ENTERTAINERS TO LOSE SIGNIFICANT TAX DEDUCTIONS UNDER TAX REFORM
The benefits to entertainers of forming a loan-out company through which to conduct business are likely to become much more enticing when the so-called Tax Cut and Jobs Act (the “Tax Reform Bill”) is signed into law. Indeed, the Tax Reform Bill will suspend all miscellaneous itemized deductions for the 2018 through 2025 tax years, cutting off a substantial means of entertainers to minimize their tax liability.
Historically, entertainers have been able to deduct unreimbursed employee expenses to the extent they exceed two-percent (2%) of adjusted gross income. Those expenses typically included items such as agent and manager’s fees, legal fees, professional membership dues, travel, transport and meals, among other similar expenses. The Tax Reform Bill however, will do away with such miscellaneous itemized deductions for the foreseeable future.

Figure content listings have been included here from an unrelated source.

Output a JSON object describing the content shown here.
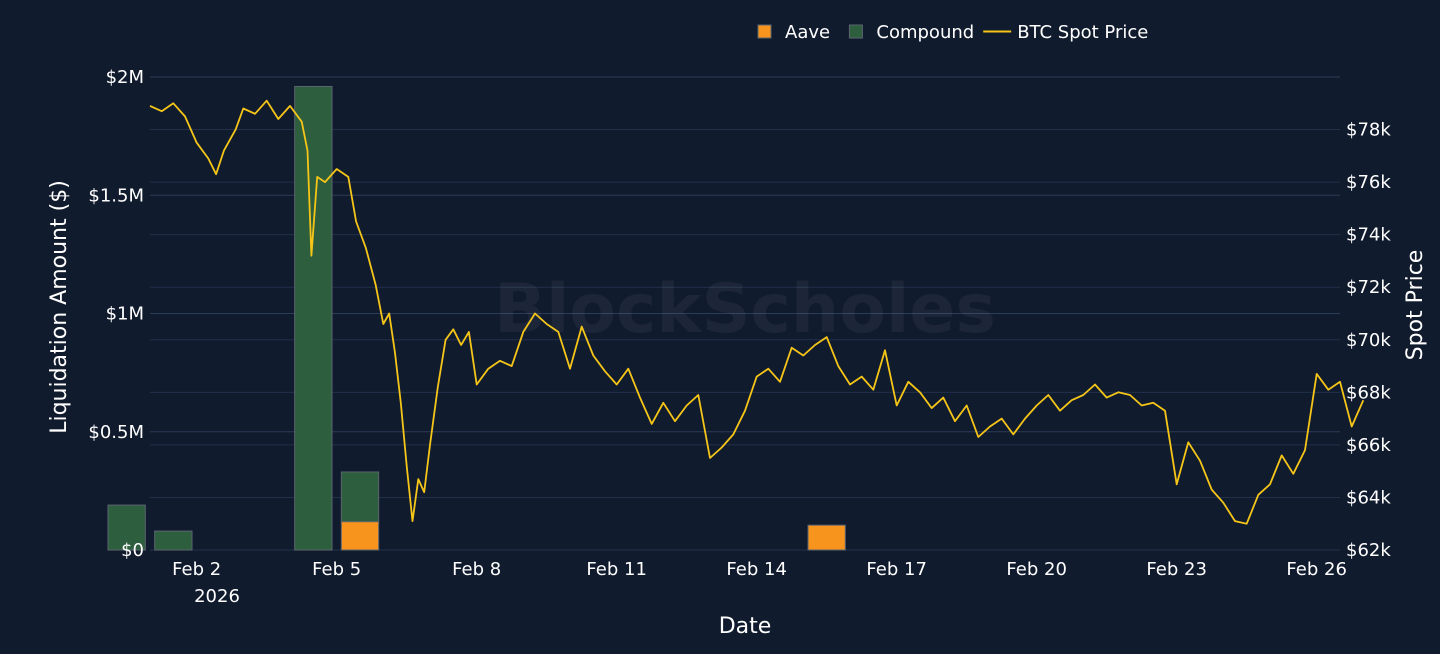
{
  "chart_data": {
    "type": "bar",
    "watermark": "BlockScholes",
    "xlabel": "Date",
    "ylabel": "Liquidation Amount ($)",
    "y2label": "Spot Price",
    "x_ticks": [
      "Feb 2",
      "Feb 5",
      "Feb 8",
      "Feb 11",
      "Feb 14",
      "Feb 17",
      "Feb 20",
      "Feb 23",
      "Feb 26"
    ],
    "x_tick_sublabel": "2026",
    "y_ticks": [
      "$0",
      "$0.5M",
      "$1M",
      "$1.5M",
      "$2M"
    ],
    "y2_ticks": [
      "$62k",
      "$64k",
      "$66k",
      "$68k",
      "$70k",
      "$72k",
      "$74k",
      "$76k",
      "$78k"
    ],
    "ylim": [
      0,
      2000000
    ],
    "y2lim": [
      62000,
      80000
    ],
    "legend_position": "top-center",
    "categories": [
      "Feb 1",
      "Feb 2",
      "Feb 3",
      "Feb 4",
      "Feb 5",
      "Feb 6",
      "Feb 7",
      "Feb 8",
      "Feb 9",
      "Feb 10",
      "Feb 11",
      "Feb 12",
      "Feb 13",
      "Feb 14",
      "Feb 15",
      "Feb 16",
      "Feb 17",
      "Feb 18",
      "Feb 19",
      "Feb 20",
      "Feb 21",
      "Feb 22",
      "Feb 23",
      "Feb 24",
      "Feb 25",
      "Feb 26"
    ],
    "series": [
      {
        "name": "Aave",
        "kind": "bar",
        "color": "#f7941d",
        "values": [
          0,
          0,
          0,
          0,
          0,
          120000,
          0,
          0,
          0,
          0,
          0,
          0,
          0,
          0,
          0,
          105000,
          0,
          0,
          0,
          0,
          0,
          0,
          0,
          0,
          0,
          0
        ]
      },
      {
        "name": "Compound",
        "kind": "bar",
        "color": "#2d5e3d",
        "values": [
          190000,
          80000,
          0,
          0,
          1960000,
          210000,
          0,
          0,
          0,
          0,
          0,
          0,
          0,
          0,
          0,
          0,
          0,
          0,
          0,
          0,
          0,
          0,
          0,
          0,
          0,
          0
        ]
      },
      {
        "name": "BTC Spot Price",
        "kind": "line",
        "color": "#f5c518",
        "axis": "right",
        "points": [
          [
            "Feb 1 00:00",
            78900
          ],
          [
            "Feb 1 06:00",
            78700
          ],
          [
            "Feb 1 12:00",
            79000
          ],
          [
            "Feb 1 18:00",
            78500
          ],
          [
            "Feb 2 00:00",
            77500
          ],
          [
            "Feb 2 06:00",
            76900
          ],
          [
            "Feb 2 10:00",
            76300
          ],
          [
            "Feb 2 14:00",
            77200
          ],
          [
            "Feb 2 20:00",
            78000
          ],
          [
            "Feb 3 00:00",
            78800
          ],
          [
            "Feb 3 06:00",
            78600
          ],
          [
            "Feb 3 12:00",
            79100
          ],
          [
            "Feb 3 18:00",
            78400
          ],
          [
            "Feb 4 00:00",
            78900
          ],
          [
            "Feb 4 06:00",
            78300
          ],
          [
            "Feb 4 09:00",
            77200
          ],
          [
            "Feb 4 11:00",
            73200
          ],
          [
            "Feb 4 14:00",
            76200
          ],
          [
            "Feb 4 18:00",
            76000
          ],
          [
            "Feb 5 00:00",
            76500
          ],
          [
            "Feb 5 06:00",
            76200
          ],
          [
            "Feb 5 10:00",
            74500
          ],
          [
            "Feb 5 15:00",
            73500
          ],
          [
            "Feb 5 20:00",
            72100
          ],
          [
            "Feb 6 00:00",
            70600
          ],
          [
            "Feb 6 03:00",
            71000
          ],
          [
            "Feb 6 06:00",
            69500
          ],
          [
            "Feb 6 09:00",
            67600
          ],
          [
            "Feb 6 12:00",
            65200
          ],
          [
            "Feb 6 15:00",
            63100
          ],
          [
            "Feb 6 18:00",
            64700
          ],
          [
            "Feb 6 21:00",
            64200
          ],
          [
            "Feb 7 00:00",
            66000
          ],
          [
            "Feb 7 04:00",
            68200
          ],
          [
            "Feb 7 08:00",
            70000
          ],
          [
            "Feb 7 12:00",
            70400
          ],
          [
            "Feb 7 16:00",
            69800
          ],
          [
            "Feb 7 20:00",
            70300
          ],
          [
            "Feb 8 00:00",
            68300
          ],
          [
            "Feb 8 06:00",
            68900
          ],
          [
            "Feb 8 12:00",
            69200
          ],
          [
            "Feb 8 18:00",
            69000
          ],
          [
            "Feb 9 00:00",
            70300
          ],
          [
            "Feb 9 06:00",
            71000
          ],
          [
            "Feb 9 12:00",
            70600
          ],
          [
            "Feb 9 18:00",
            70300
          ],
          [
            "Feb 10 00:00",
            68900
          ],
          [
            "Feb 10 06:00",
            70500
          ],
          [
            "Feb 10 12:00",
            69400
          ],
          [
            "Feb 10 18:00",
            68800
          ],
          [
            "Feb 11 00:00",
            68300
          ],
          [
            "Feb 11 06:00",
            68900
          ],
          [
            "Feb 11 12:00",
            67800
          ],
          [
            "Feb 11 18:00",
            66800
          ],
          [
            "Feb 12 00:00",
            67600
          ],
          [
            "Feb 12 06:00",
            66900
          ],
          [
            "Feb 12 12:00",
            67500
          ],
          [
            "Feb 12 18:00",
            67900
          ],
          [
            "Feb 13 00:00",
            65500
          ],
          [
            "Feb 13 06:00",
            65900
          ],
          [
            "Feb 13 12:00",
            66400
          ],
          [
            "Feb 13 18:00",
            67300
          ],
          [
            "Feb 14 00:00",
            68600
          ],
          [
            "Feb 14 06:00",
            68900
          ],
          [
            "Feb 14 12:00",
            68400
          ],
          [
            "Feb 14 18:00",
            69700
          ],
          [
            "Feb 15 00:00",
            69400
          ],
          [
            "Feb 15 06:00",
            69800
          ],
          [
            "Feb 15 12:00",
            70100
          ],
          [
            "Feb 15 18:00",
            69000
          ],
          [
            "Feb 16 00:00",
            68300
          ],
          [
            "Feb 16 06:00",
            68600
          ],
          [
            "Feb 16 12:00",
            68100
          ],
          [
            "Feb 16 18:00",
            69600
          ],
          [
            "Feb 17 00:00",
            67500
          ],
          [
            "Feb 17 06:00",
            68400
          ],
          [
            "Feb 17 12:00",
            68000
          ],
          [
            "Feb 17 18:00",
            67400
          ],
          [
            "Feb 18 00:00",
            67800
          ],
          [
            "Feb 18 06:00",
            66900
          ],
          [
            "Feb 18 12:00",
            67500
          ],
          [
            "Feb 18 18:00",
            66300
          ],
          [
            "Feb 19 00:00",
            66700
          ],
          [
            "Feb 19 06:00",
            67000
          ],
          [
            "Feb 19 12:00",
            66400
          ],
          [
            "Feb 19 18:00",
            67000
          ],
          [
            "Feb 20 00:00",
            67500
          ],
          [
            "Feb 20 06:00",
            67900
          ],
          [
            "Feb 20 12:00",
            67300
          ],
          [
            "Feb 20 18:00",
            67700
          ],
          [
            "Feb 21 00:00",
            67900
          ],
          [
            "Feb 21 06:00",
            68300
          ],
          [
            "Feb 21 12:00",
            67800
          ],
          [
            "Feb 21 18:00",
            68000
          ],
          [
            "Feb 22 00:00",
            67900
          ],
          [
            "Feb 22 06:00",
            67500
          ],
          [
            "Feb 22 12:00",
            67600
          ],
          [
            "Feb 22 18:00",
            67300
          ],
          [
            "Feb 23 00:00",
            64500
          ],
          [
            "Feb 23 06:00",
            66100
          ],
          [
            "Feb 23 12:00",
            65400
          ],
          [
            "Feb 23 18:00",
            64300
          ],
          [
            "Feb 24 00:00",
            63800
          ],
          [
            "Feb 24 06:00",
            63100
          ],
          [
            "Feb 24 12:00",
            63000
          ],
          [
            "Feb 24 18:00",
            64100
          ],
          [
            "Feb 25 00:00",
            64500
          ],
          [
            "Feb 25 06:00",
            65600
          ],
          [
            "Feb 25 12:00",
            64900
          ],
          [
            "Feb 25 18:00",
            65800
          ],
          [
            "Feb 26 00:00",
            68700
          ],
          [
            "Feb 26 06:00",
            68100
          ],
          [
            "Feb 26 12:00",
            68400
          ],
          [
            "Feb 26 18:00",
            66700
          ],
          [
            "Feb 27 00:00",
            67700
          ]
        ]
      }
    ]
  }
}
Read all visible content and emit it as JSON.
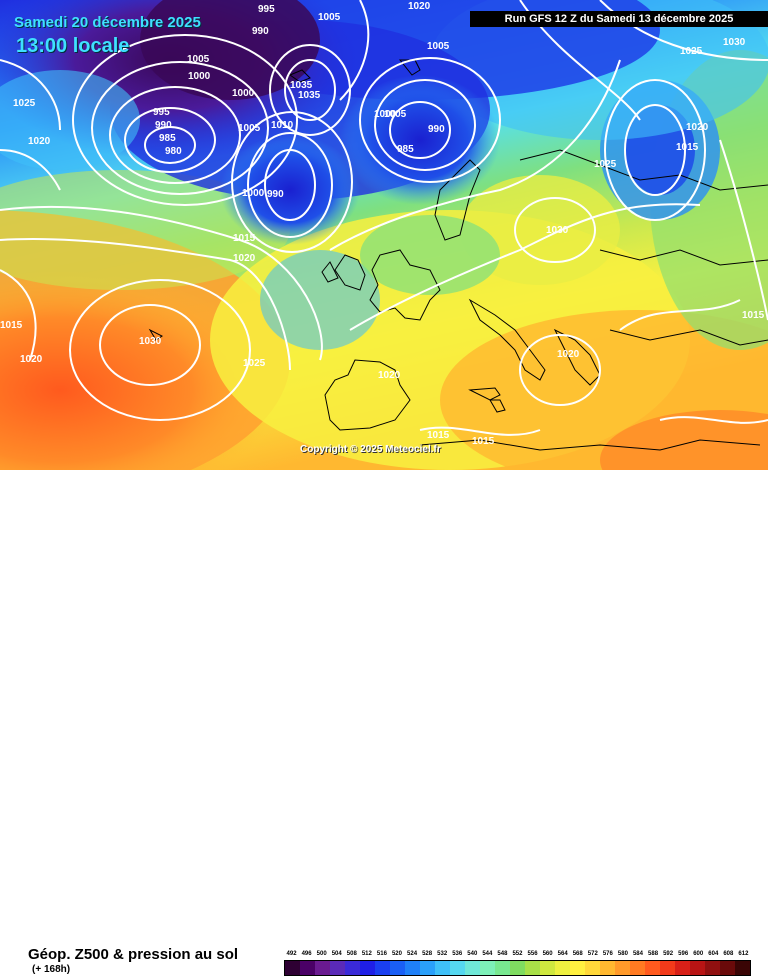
{
  "header": {
    "valid_date": "Samedi 20 décembre 2025",
    "valid_time": "13:00 locale",
    "run_info": "Run GFS 12 Z du Samedi 13 décembre 2025"
  },
  "copyright": "Copyright © 2025 Meteociel.fr",
  "legend": {
    "title": "Géop. Z500 & pression au sol",
    "lead_time": "(+ 168h)",
    "scale_values": [
      "492",
      "496",
      "500",
      "504",
      "508",
      "512",
      "516",
      "520",
      "524",
      "528",
      "532",
      "536",
      "540",
      "544",
      "548",
      "552",
      "556",
      "560",
      "564",
      "568",
      "572",
      "576",
      "580",
      "584",
      "588",
      "592",
      "596",
      "600",
      "604",
      "608",
      "612"
    ],
    "scale_colors": [
      "#2e0033",
      "#4a0066",
      "#6a1a90",
      "#5a2ab8",
      "#3a2ad8",
      "#1f1fe6",
      "#1a3ff0",
      "#1a5ff5",
      "#1f80f8",
      "#2aa0fa",
      "#3fc0f8",
      "#55d8f0",
      "#6fe8d8",
      "#7df0b8",
      "#78e890",
      "#7fdc60",
      "#a8e048",
      "#cfe83f",
      "#eef040",
      "#fff040",
      "#ffd83a",
      "#ffb830",
      "#ff9a2a",
      "#ff7a22",
      "#ff5a1e",
      "#f23a1a",
      "#d82018",
      "#b81414",
      "#901010",
      "#6a0a0a",
      "#3a0505"
    ]
  },
  "map_colors": {
    "deep_low": "#3a0858",
    "low": "#1f2fe0",
    "mid_blue": "#2a8ff8",
    "cyan": "#55e0f0",
    "green": "#7ee080",
    "lime": "#c8e850",
    "yellow": "#f8f040",
    "orange": "#ffa030",
    "red_orange": "#ff6a20",
    "isobar": "#ffffff",
    "coast": "#000000"
  },
  "pressure_labels": [
    {
      "text": "995"
    },
    {
      "text": "1005"
    },
    {
      "text": "1020"
    },
    {
      "text": "990"
    },
    {
      "text": "1005"
    },
    {
      "text": "1000"
    },
    {
      "text": "1025"
    },
    {
      "text": "1020"
    },
    {
      "text": "995"
    },
    {
      "text": "990"
    },
    {
      "text": "985"
    },
    {
      "text": "980"
    },
    {
      "text": "1000"
    },
    {
      "text": "1005"
    },
    {
      "text": "1010"
    },
    {
      "text": "1035"
    },
    {
      "text": "1035"
    },
    {
      "text": "1000"
    },
    {
      "text": "1005"
    },
    {
      "text": "990"
    },
    {
      "text": "985"
    },
    {
      "text": "1005"
    },
    {
      "text": "1025"
    },
    {
      "text": "1030"
    },
    {
      "text": "1020"
    },
    {
      "text": "1015"
    },
    {
      "text": "1025"
    },
    {
      "text": "1000"
    },
    {
      "text": "990"
    },
    {
      "text": "1015"
    },
    {
      "text": "1020"
    },
    {
      "text": "1030"
    },
    {
      "text": "1015"
    },
    {
      "text": "1020"
    },
    {
      "text": "1030"
    },
    {
      "text": "1025"
    },
    {
      "text": "1020"
    },
    {
      "text": "1020"
    },
    {
      "text": "1015"
    },
    {
      "text": "1015"
    },
    {
      "text": "1015"
    }
  ]
}
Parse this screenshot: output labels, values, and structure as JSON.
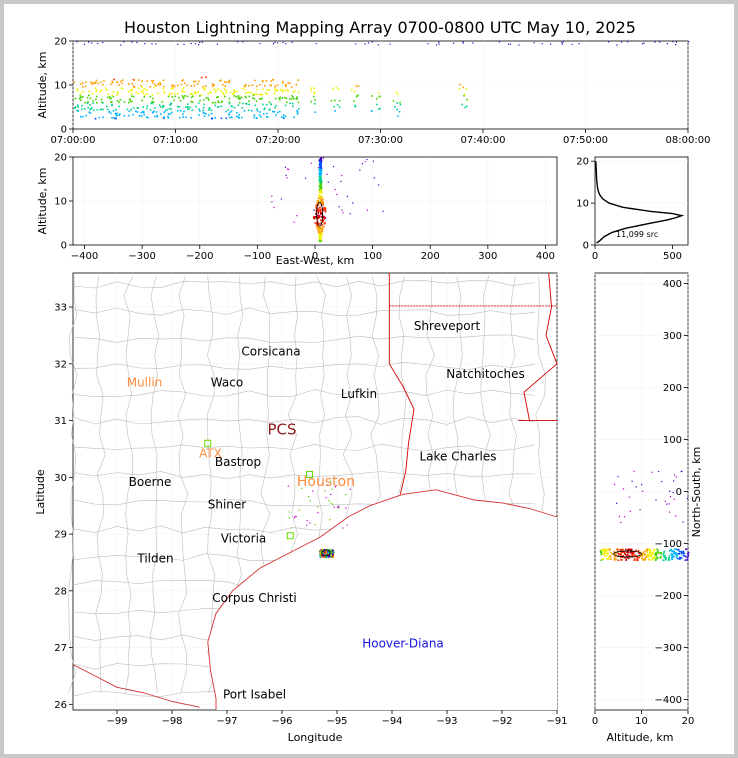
{
  "title": "Houston Lightning Mapping Array 0700-0800 UTC May 10, 2025",
  "colors": {
    "background": "#ffffff",
    "page": "#c8c8c8",
    "state_lines": "#d40000",
    "county_lines": "#bdbdbd",
    "coast": "#d43030",
    "orange_label": "#ff8c3c",
    "blue_label": "#1414e0",
    "dark_red_label": "#8b1a1a",
    "station_marker": "#66dd00",
    "histogram_line": "#000000",
    "source_palette": [
      "#3a00c8",
      "#0050ff",
      "#00b4ff",
      "#00d28c",
      "#46d200",
      "#f0f000",
      "#ffa000",
      "#ff2800",
      "#c80000"
    ]
  },
  "chart_data": [
    {
      "id": "time_altitude",
      "type": "scatter",
      "title": "",
      "xlabel": "",
      "ylabel": "Altitude, km",
      "xlim": [
        "07:00:00",
        "08:00:00"
      ],
      "ylim": [
        0,
        20
      ],
      "xticks": [
        "07:00:00",
        "07:10:00",
        "07:20:00",
        "07:30:00",
        "07:40:00",
        "07:50:00",
        "08:00:00"
      ],
      "yticks": [
        "0",
        "10",
        "20"
      ],
      "grid": true,
      "series": [
        {
          "time_minutes": [
            0.5,
            1.5,
            2.5,
            3.5,
            4.5,
            5.5,
            6.5,
            7.5,
            8.5,
            9.5,
            10.5,
            11.5,
            12.5,
            13.5,
            14.5,
            15.5,
            16.5,
            17.5,
            18.5,
            19.5,
            20.5,
            21.5,
            23.5,
            25.5,
            27.5,
            29.5,
            31.5,
            38.0
          ],
          "altitude_km": [
            7,
            7,
            7,
            7,
            7,
            7,
            7.5,
            7,
            7,
            7,
            7,
            7,
            7.5,
            7,
            7,
            7,
            7,
            7,
            7,
            7,
            7,
            7,
            7,
            7,
            7,
            6.5,
            6,
            7.5
          ]
        }
      ]
    },
    {
      "id": "east_west_altitude",
      "type": "scatter",
      "title": "",
      "xlabel": "East-West, km",
      "ylabel": "Altitude, km",
      "xlim": [
        -420,
        420
      ],
      "ylim": [
        0,
        20
      ],
      "xticks": [
        "−400",
        "−300",
        "−200",
        "−100",
        "0",
        "100",
        "200",
        "300",
        "400"
      ],
      "yticks": [
        "0",
        "10",
        "20"
      ],
      "grid": true,
      "series": [
        {
          "east_west_km": [
            8,
            8,
            8,
            8,
            8,
            8
          ],
          "altitude_km": [
            2,
            5,
            7,
            10,
            15,
            19
          ]
        }
      ]
    },
    {
      "id": "altitude_histogram",
      "type": "line",
      "title": "",
      "xlabel": "",
      "ylabel": "",
      "xlim": [
        0,
        600
      ],
      "ylim": [
        0,
        21
      ],
      "xticks": [
        "0",
        "500"
      ],
      "yticks": [
        "0",
        "10",
        "20"
      ],
      "annotation": "11,099 src",
      "series": [
        {
          "altitude_km": [
            0.5,
            1,
            2,
            3,
            4,
            5,
            6,
            6.5,
            7,
            7.5,
            8,
            9,
            10,
            11,
            12,
            13,
            14,
            16,
            18,
            20
          ],
          "sources": [
            10,
            30,
            60,
            110,
            200,
            330,
            470,
            520,
            560,
            500,
            360,
            180,
            90,
            50,
            30,
            20,
            15,
            10,
            8,
            5
          ]
        }
      ]
    },
    {
      "id": "plan_view",
      "type": "scatter",
      "title": "",
      "xlabel": "Longitude",
      "ylabel": "Latitude",
      "xlim": [
        -99.8,
        -91.0
      ],
      "ylim": [
        25.9,
        33.6
      ],
      "xticks": [
        "−99",
        "−98",
        "−97",
        "−96",
        "−95",
        "−94",
        "−93",
        "−92",
        "−91"
      ],
      "yticks": [
        "26",
        "27",
        "28",
        "29",
        "30",
        "31",
        "32",
        "33"
      ],
      "grid": true,
      "series": [
        {
          "lon": [
            -95.2,
            -95.25,
            -95.15,
            -95.3,
            -95.1
          ],
          "lat": [
            28.67,
            28.7,
            28.65,
            28.68,
            28.66
          ]
        }
      ]
    },
    {
      "id": "north_south_altitude",
      "type": "scatter",
      "title": "",
      "xlabel": "Altitude, km",
      "ylabel": "North-South, km",
      "xlim": [
        0,
        20
      ],
      "ylim": [
        -420,
        420
      ],
      "xticks": [
        "0",
        "10",
        "20"
      ],
      "yticks": [
        "−400",
        "−300",
        "−200",
        "−100",
        "0",
        "100",
        "200",
        "300",
        "400"
      ],
      "grid": true,
      "series": [
        {
          "altitude_km": [
            2,
            5,
            7,
            9,
            12,
            16,
            19
          ],
          "north_south_km": [
            -120,
            -120,
            -120,
            -120,
            -120,
            -122,
            -118
          ]
        }
      ]
    }
  ],
  "map_labels": [
    {
      "text": "Shreveport",
      "lon": -93.0,
      "lat": 32.6,
      "color": "black"
    },
    {
      "text": "Corsicana",
      "lon": -96.2,
      "lat": 32.15,
      "color": "black"
    },
    {
      "text": "Natchitoches",
      "lon": -92.3,
      "lat": 31.75,
      "color": "black"
    },
    {
      "text": "Mullin",
      "lon": -98.5,
      "lat": 31.6,
      "color": "orange"
    },
    {
      "text": "Waco",
      "lon": -97.0,
      "lat": 31.6,
      "color": "black"
    },
    {
      "text": "Lufkin",
      "lon": -94.6,
      "lat": 31.4,
      "color": "black"
    },
    {
      "text": "PCS",
      "lon": -96.0,
      "lat": 30.75,
      "color": "darkred"
    },
    {
      "text": "ATX",
      "lon": -97.3,
      "lat": 30.35,
      "color": "orange"
    },
    {
      "text": "Bastrop",
      "lon": -96.8,
      "lat": 30.2,
      "color": "black"
    },
    {
      "text": "Lake Charles",
      "lon": -92.8,
      "lat": 30.3,
      "color": "black"
    },
    {
      "text": "Boerne",
      "lon": -98.4,
      "lat": 29.85,
      "color": "black"
    },
    {
      "text": "Houston",
      "lon": -95.2,
      "lat": 29.85,
      "color": "orange"
    },
    {
      "text": "Shiner",
      "lon": -97.0,
      "lat": 29.45,
      "color": "black"
    },
    {
      "text": "Victoria",
      "lon": -96.7,
      "lat": 28.85,
      "color": "black"
    },
    {
      "text": "Tilden",
      "lon": -98.3,
      "lat": 28.5,
      "color": "black"
    },
    {
      "text": "Corpus Christi",
      "lon": -96.5,
      "lat": 27.8,
      "color": "black"
    },
    {
      "text": "Hoover-Diana",
      "lon": -93.8,
      "lat": 27.0,
      "color": "blue"
    },
    {
      "text": "Port Isabel",
      "lon": -96.5,
      "lat": 26.1,
      "color": "black"
    }
  ],
  "stations": [
    {
      "lon": -97.35,
      "lat": 30.6
    },
    {
      "lon": -95.85,
      "lat": 28.97
    },
    {
      "lon": -95.5,
      "lat": 30.05
    }
  ]
}
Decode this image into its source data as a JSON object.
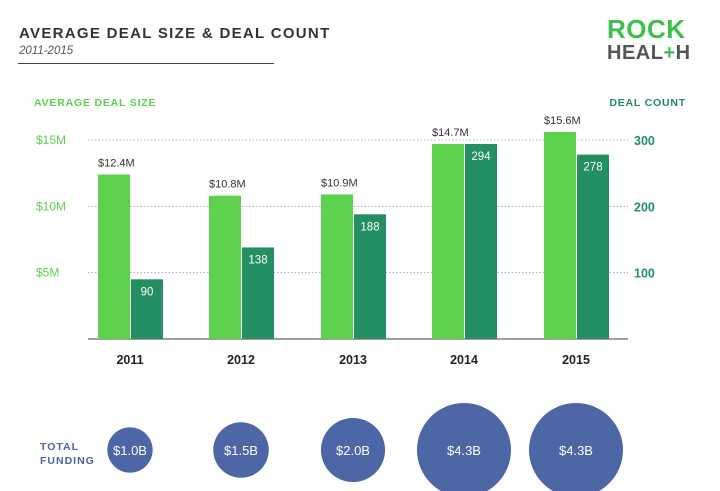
{
  "header": {
    "title": "AVERAGE DEAL SIZE & DEAL COUNT",
    "subtitle": "2011-2015"
  },
  "logo": {
    "line1": "ROCK",
    "line2_a": "HEAL",
    "line2_plus": "+",
    "line2_b": "H"
  },
  "axes": {
    "left_title": "AVERAGE DEAL SIZE",
    "right_title": "DEAL COUNT",
    "left_ticks": [
      "$15M",
      "$10M",
      "$5M"
    ],
    "right_ticks": [
      "300",
      "200",
      "100"
    ]
  },
  "funding": {
    "label_line1": "TOTAL",
    "label_line2": "FUNDING"
  },
  "colors": {
    "avg_bar": "#5dd14e",
    "count_bar": "#238f63",
    "bubble": "#4c66a6",
    "grid": "#9a9a9a"
  },
  "chart_data": {
    "type": "bar",
    "categories": [
      "2011",
      "2012",
      "2013",
      "2014",
      "2015"
    ],
    "series": [
      {
        "axis": "left",
        "unit": "$M",
        "values": [
          12.4,
          10.8,
          10.9,
          14.7,
          15.6
        ],
        "labels": [
          "$12.4M",
          "$10.8M",
          "$10.9M",
          "$14.7M",
          "$15.6M"
        ]
      },
      {
        "axis": "right",
        "values": [
          90,
          138,
          188,
          294,
          278
        ],
        "labels": [
          "90",
          "138",
          "188",
          "294",
          "278"
        ]
      }
    ],
    "total_funding": {
      "values_billion": [
        1.0,
        1.5,
        2.0,
        4.3,
        4.3
      ],
      "labels": [
        "$1.0B",
        "$1.5B",
        "$2.0B",
        "$4.3B",
        "$4.3B"
      ]
    },
    "left_ylim": [
      0,
      15
    ],
    "right_ylim": [
      0,
      300
    ],
    "grid": true
  }
}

To the extent an entertainer has been utilizing such itemized deductions they might see their tax bill rise, for example, if the new standard deduction does not provide a sufficient offset. As previously discussed in Entertainer Inc: Loan-Out Company Benefits and Burdens, entertainers should carefully consider whether it’s in their best interest to form a loan-out company. The Tax Reform Bill’s elimination of an important tax deduction, however, seems to have significantly titled that analysis towards the benefits of operating through a loan-out company.